We need the correct amount of DNA and most experienced sequencers will be able to make an accurate assessment of DNA quantity but some may have difficulty. One method is to use a Nanodrop. This can give consistent accurate results and automatically provides abs. 260/280 ratio (which for best results should be around 1.8).

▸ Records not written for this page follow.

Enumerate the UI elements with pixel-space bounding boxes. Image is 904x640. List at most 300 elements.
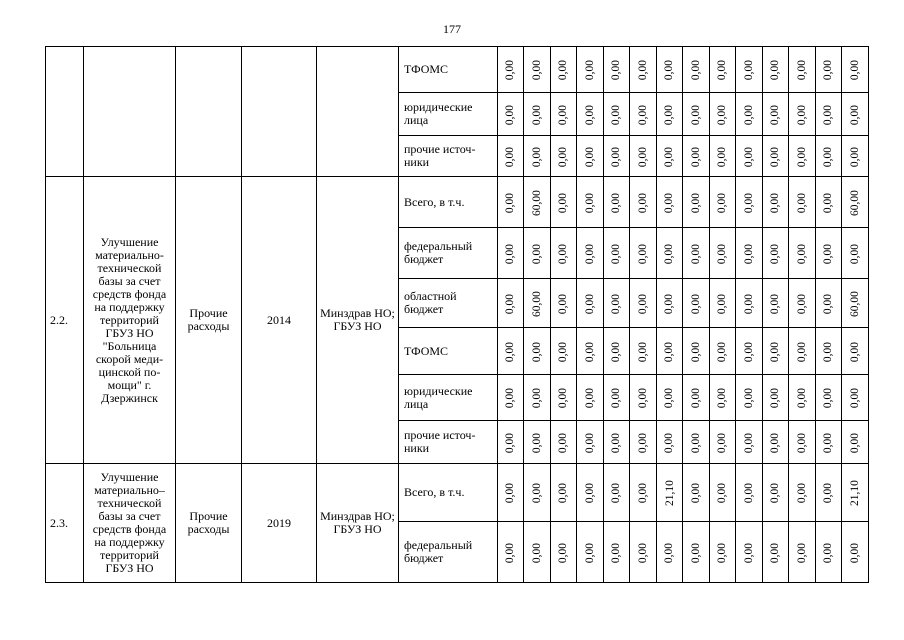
value-text: 0,00 (584, 387, 596, 409)
value-cell (710, 375, 736, 421)
value-cell (604, 93, 630, 136)
value-text: 0,00 (769, 293, 782, 314)
value-text: 0,00 (504, 243, 517, 264)
value-cell (683, 328, 710, 375)
value-cell (524, 93, 551, 136)
value-cell (657, 464, 683, 522)
value-text: 0,00 (822, 432, 835, 453)
value-text: 60,00 (531, 189, 543, 216)
value-cell (816, 228, 842, 279)
row-number: 2.3. (46, 464, 84, 583)
value-text: 0,00 (584, 542, 596, 563)
value-text: 0,00 (769, 387, 782, 409)
value-text: 0,00 (822, 341, 835, 362)
value-text: 0,00 (822, 542, 835, 563)
value-cell (604, 522, 630, 583)
value-text: 0,00 (663, 432, 676, 453)
value-cell (604, 279, 630, 328)
value-cell (630, 136, 657, 177)
value-text: 0,00 (769, 59, 782, 81)
value-text: 0,00 (690, 542, 702, 563)
value-text: 0,00 (610, 387, 623, 409)
value-cell (842, 47, 869, 93)
value-cell (604, 421, 630, 464)
value-cell (842, 279, 869, 328)
value-cell (710, 522, 736, 583)
value-text: 0,00 (796, 146, 808, 167)
value-cell (577, 522, 604, 583)
value-text: 0,00 (743, 59, 755, 81)
value-text: 0,00 (637, 293, 649, 314)
value-text: 0,00 (610, 192, 623, 213)
value-text: 0,00 (716, 243, 729, 264)
value-text: 0,00 (610, 104, 623, 125)
value-text: 0,00 (663, 104, 676, 125)
value-cell (604, 136, 630, 177)
value-cell (657, 228, 683, 279)
value-text: 0,00 (610, 341, 623, 362)
value-cell (736, 93, 763, 136)
source-cell: юридические лица (399, 93, 498, 136)
value-cell (736, 47, 763, 93)
value-text: 0,00 (663, 146, 676, 167)
value-text: 0,00 (637, 542, 649, 563)
value-text: 0,00 (610, 542, 623, 563)
year-cell (242, 47, 317, 177)
value-text: 0,00 (716, 341, 729, 362)
value-text: 0,00 (822, 387, 835, 409)
value-text: 0,00 (849, 387, 861, 409)
value-cell (683, 279, 710, 328)
value-cell (683, 136, 710, 177)
value-text: 0,00 (849, 542, 861, 563)
value-cell (630, 375, 657, 421)
value-text: 0,00 (690, 146, 702, 167)
value-cell (604, 177, 630, 228)
value-cell (604, 328, 630, 375)
source-cell: юридические лица (399, 375, 498, 421)
value-text: 0,00 (743, 341, 755, 362)
value-cell (498, 328, 524, 375)
value-text: 0,00 (557, 293, 570, 314)
value-cell (842, 177, 869, 228)
value-cell (789, 328, 816, 375)
value-cell (736, 228, 763, 279)
value-cell (524, 177, 551, 228)
value-cell (498, 47, 524, 93)
value-text: 0,00 (504, 104, 517, 125)
value-cell (577, 47, 604, 93)
value-text: 0,00 (584, 341, 596, 362)
value-text: 0,00 (690, 482, 702, 504)
value-cell (736, 279, 763, 328)
value-cell (842, 421, 869, 464)
value-cell (789, 375, 816, 421)
value-text: 0,00 (504, 341, 517, 362)
value-text: 0,00 (743, 432, 755, 453)
value-cell (710, 279, 736, 328)
value-text: 0,00 (557, 243, 570, 264)
source-cell: областной бюджет (399, 279, 498, 328)
source-cell: федеральный бюджет (399, 522, 498, 583)
value-cell (630, 464, 657, 522)
value-cell (736, 375, 763, 421)
value-text: 0,00 (743, 192, 755, 213)
value-text: 0,00 (557, 104, 570, 125)
value-text: 0,00 (584, 432, 596, 453)
value-text: 0,00 (637, 482, 649, 504)
value-cell (683, 93, 710, 136)
value-cell (710, 177, 736, 228)
value-cell (577, 177, 604, 228)
value-text: 0,00 (716, 432, 729, 453)
value-text: 0,00 (557, 59, 570, 81)
source-cell: прочие источ-ники (399, 136, 498, 177)
value-cell (524, 464, 551, 522)
value-cell (710, 136, 736, 177)
value-cell (763, 228, 789, 279)
value-text: 0,00 (796, 243, 808, 264)
page-number: 177 (443, 22, 461, 36)
measure-name: Улучшение материально–технической базы за счет средств фонда на поддержку территорий ГБУЗ НО (84, 464, 176, 583)
value-cell (763, 279, 789, 328)
value-text: 0,00 (849, 432, 861, 453)
value-cell (577, 279, 604, 328)
value-text: 0,00 (743, 542, 755, 563)
value-text: 0,00 (557, 146, 570, 167)
value-cell (683, 228, 710, 279)
measure-name: Улучшение материально-технической базы за счет средств фонда на поддержку территорий ГБУЗ НО "Больница скорой меди-цинской по-мощи" г. Дзержинск (84, 177, 176, 464)
value-text: 0,00 (743, 104, 755, 125)
value-text: 0,00 (531, 104, 543, 125)
value-cell (789, 228, 816, 279)
value-text: 0,00 (796, 482, 808, 504)
value-text: 0,00 (557, 341, 570, 362)
value-cell (577, 228, 604, 279)
value-text: 0,00 (796, 341, 808, 362)
value-text: 0,00 (504, 293, 517, 314)
value-cell (683, 522, 710, 583)
value-cell (683, 421, 710, 464)
value-cell (498, 177, 524, 228)
value-cell (816, 421, 842, 464)
source-cell: федеральный бюджет (399, 228, 498, 279)
value-text: 0,00 (849, 104, 861, 125)
value-text: 0,00 (796, 104, 808, 125)
value-text: 0,00 (849, 146, 861, 167)
value-cell (842, 328, 869, 375)
value-text: 0,00 (743, 243, 755, 264)
value-cell (524, 136, 551, 177)
value-cell (551, 177, 577, 228)
value-cell (816, 279, 842, 328)
value-cell (816, 522, 842, 583)
value-cell (710, 228, 736, 279)
value-text: 0,00 (557, 482, 570, 504)
value-text: 0,00 (531, 542, 543, 563)
row-number: 2.2. (46, 177, 84, 464)
value-cell (524, 228, 551, 279)
value-cell (630, 421, 657, 464)
table-row (46, 47, 869, 93)
value-text: 21,10 (663, 480, 676, 506)
value-text: 0,00 (504, 192, 517, 213)
value-text: 0,00 (796, 432, 808, 453)
value-cell (551, 421, 577, 464)
value-text: 0,00 (822, 104, 835, 125)
value-cell (524, 522, 551, 583)
value-text: 0,00 (504, 146, 517, 167)
value-cell (763, 328, 789, 375)
value-cell (816, 464, 842, 522)
value-cell (577, 421, 604, 464)
value-text: 0,00 (822, 482, 835, 504)
table-row (46, 177, 869, 228)
value-text: 0,00 (743, 293, 755, 314)
value-text: 0,00 (504, 432, 517, 453)
year: 2019 (242, 464, 317, 583)
value-text: 0,00 (663, 387, 676, 409)
value-cell (842, 93, 869, 136)
value-text: 0,00 (584, 146, 596, 167)
value-text: 0,00 (637, 146, 649, 167)
value-cell (630, 93, 657, 136)
value-cell (498, 464, 524, 522)
value-cell (498, 228, 524, 279)
value-cell (524, 421, 551, 464)
value-text: 0,00 (716, 482, 729, 504)
value-cell (710, 93, 736, 136)
value-text: 0,00 (663, 542, 676, 563)
expense-type: Прочие расходы (176, 177, 242, 464)
value-cell (551, 279, 577, 328)
value-text: 0,00 (637, 387, 649, 409)
value-text: 0,00 (822, 192, 835, 213)
value-text: 0,00 (769, 104, 782, 125)
value-text: 0,00 (663, 59, 676, 81)
value-cell (736, 328, 763, 375)
value-text: 0,00 (716, 542, 729, 563)
value-text: 0,00 (637, 192, 649, 213)
value-cell (789, 464, 816, 522)
value-text: 0,00 (769, 243, 782, 264)
value-cell (816, 177, 842, 228)
value-cell (524, 47, 551, 93)
value-cell (577, 136, 604, 177)
value-text: 0,00 (663, 192, 676, 213)
table-row (46, 464, 869, 522)
value-text: 0,00 (531, 387, 543, 409)
value-text: 0,00 (663, 293, 676, 314)
value-cell (789, 136, 816, 177)
value-text: 0,00 (769, 482, 782, 504)
value-cell (577, 328, 604, 375)
value-cell (657, 47, 683, 93)
source-cell: ТФОМС (399, 328, 498, 375)
value-cell (683, 177, 710, 228)
value-cell (763, 464, 789, 522)
value-cell (630, 47, 657, 93)
value-text: 60,00 (531, 290, 543, 317)
value-cell (736, 136, 763, 177)
value-cell (524, 328, 551, 375)
value-text: 0,00 (769, 192, 782, 213)
value-text: 0,00 (610, 146, 623, 167)
executor-cell (317, 47, 399, 177)
value-cell (816, 93, 842, 136)
value-cell (842, 375, 869, 421)
value-text: 0,00 (504, 542, 517, 563)
value-text: 0,00 (637, 243, 649, 264)
value-text: 0,00 (796, 387, 808, 409)
value-cell (657, 328, 683, 375)
value-text: 0,00 (610, 432, 623, 453)
value-cell (763, 136, 789, 177)
value-text: 0,00 (796, 293, 808, 314)
value-cell (524, 279, 551, 328)
value-text: 0,00 (531, 482, 543, 504)
source-cell: Всего, в т.ч. (399, 177, 498, 228)
value-cell (577, 464, 604, 522)
value-cell (498, 375, 524, 421)
value-cell (657, 375, 683, 421)
value-text: 0,00 (716, 104, 729, 125)
value-text: 0,00 (743, 482, 755, 504)
executor: Минздрав НО; ГБУЗ НО (317, 177, 399, 464)
source-cell: ТФОМС (399, 47, 498, 93)
value-text: 0,00 (690, 59, 702, 81)
value-text: 0,00 (690, 432, 702, 453)
source-cell: Всего, в т.ч. (399, 464, 498, 522)
value-cell (657, 136, 683, 177)
value-cell (604, 464, 630, 522)
value-cell (683, 464, 710, 522)
value-cell (842, 522, 869, 583)
value-cell (736, 464, 763, 522)
value-text: 0,00 (584, 104, 596, 125)
value-text: 0,00 (610, 293, 623, 314)
value-text: 0,00 (584, 192, 596, 213)
value-cell (842, 464, 869, 522)
value-text: 0,00 (769, 341, 782, 362)
value-text: 0,00 (716, 387, 729, 409)
value-text: 0,00 (637, 432, 649, 453)
year: 2014 (242, 177, 317, 464)
value-text: 0,00 (531, 341, 543, 362)
value-cell (683, 47, 710, 93)
value-text: 0,00 (610, 59, 623, 81)
value-text: 0,00 (822, 59, 835, 81)
value-text: 0,00 (743, 387, 755, 409)
value-cell (710, 47, 736, 93)
value-cell (604, 47, 630, 93)
value-text: 0,00 (531, 432, 543, 453)
value-cell (657, 421, 683, 464)
value-cell (657, 93, 683, 136)
value-cell (630, 177, 657, 228)
value-text: 0,00 (504, 482, 517, 504)
value-text: 0,00 (849, 59, 861, 81)
expense-cell (176, 47, 242, 177)
value-text: 0,00 (531, 146, 543, 167)
value-cell (710, 464, 736, 522)
value-text: 0,00 (769, 542, 782, 563)
value-cell (498, 279, 524, 328)
value-text: 0,00 (716, 293, 729, 314)
value-text: 0,00 (690, 243, 702, 264)
value-text: 0,00 (504, 387, 517, 409)
value-text: 0,00 (637, 341, 649, 362)
source-cell: прочие источ-ники (399, 421, 498, 464)
value-text: 0,00 (690, 192, 702, 213)
value-cell (789, 93, 816, 136)
budget-table (45, 46, 869, 583)
value-cell (551, 328, 577, 375)
executor: Минздрав НО; ГБУЗ НО (317, 464, 399, 583)
value-cell (816, 136, 842, 177)
value-text: 0,00 (557, 387, 570, 409)
num-cell (46, 47, 84, 177)
value-text: 0,00 (822, 293, 835, 314)
value-text: 0,00 (610, 243, 623, 264)
value-cell (816, 375, 842, 421)
value-cell (630, 522, 657, 583)
name-cell (84, 47, 176, 177)
value-cell (763, 93, 789, 136)
value-cell (763, 421, 789, 464)
value-text: 0,00 (849, 243, 861, 264)
value-cell (763, 177, 789, 228)
value-text: 0,00 (716, 146, 729, 167)
value-cell (630, 228, 657, 279)
value-text: 0,00 (796, 192, 808, 213)
value-cell (551, 136, 577, 177)
value-cell (710, 421, 736, 464)
value-cell (577, 93, 604, 136)
value-cell (789, 522, 816, 583)
value-text: 0,00 (822, 146, 835, 167)
table-body (46, 47, 869, 583)
value-cell (604, 228, 630, 279)
value-cell (551, 47, 577, 93)
value-cell (498, 421, 524, 464)
value-cell (816, 328, 842, 375)
value-text: 0,00 (716, 59, 729, 81)
value-text: 0,00 (531, 243, 543, 264)
value-text: 0,00 (716, 192, 729, 213)
value-text: 0,00 (504, 59, 517, 81)
value-cell (789, 47, 816, 93)
value-text: 0,00 (743, 146, 755, 167)
value-cell (710, 328, 736, 375)
value-cell (816, 47, 842, 93)
value-text: 0,00 (663, 341, 676, 362)
value-text: 60,00 (849, 189, 861, 216)
value-text: 0,00 (637, 59, 649, 81)
value-text: 0,00 (557, 432, 570, 453)
value-cell (789, 177, 816, 228)
value-text: 0,00 (584, 482, 596, 504)
value-cell (498, 522, 524, 583)
value-cell (657, 522, 683, 583)
value-text: 0,00 (690, 341, 702, 362)
value-text: 0,00 (690, 104, 702, 125)
value-text: 0,00 (584, 59, 596, 81)
value-cell (763, 375, 789, 421)
value-text: 0,00 (584, 243, 596, 264)
value-text: 0,00 (557, 542, 570, 563)
value-cell (736, 177, 763, 228)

N.B. DNA for sequencing should always be supplied in water only and not TE or Tris buffer. Also please submit samples in tubes no smaller than 0.5ml to avoid handling problems.

Samples and completed DNA sequencing request forms can be dropped off in the basket provided in the Biochemistry reception (Sanger Building) or posted to the facility at the following address:

DNA Sequencing Facility
Department of Biochemistry
University of Cambridge
80 Tennis Court Road
Old Addenbrookes Site

Sequencing requests from anywhere other than Biochemistry must be accompanied by a printed purchase order.

Results are sent via email so please ensure that the mailbox size is sufficient.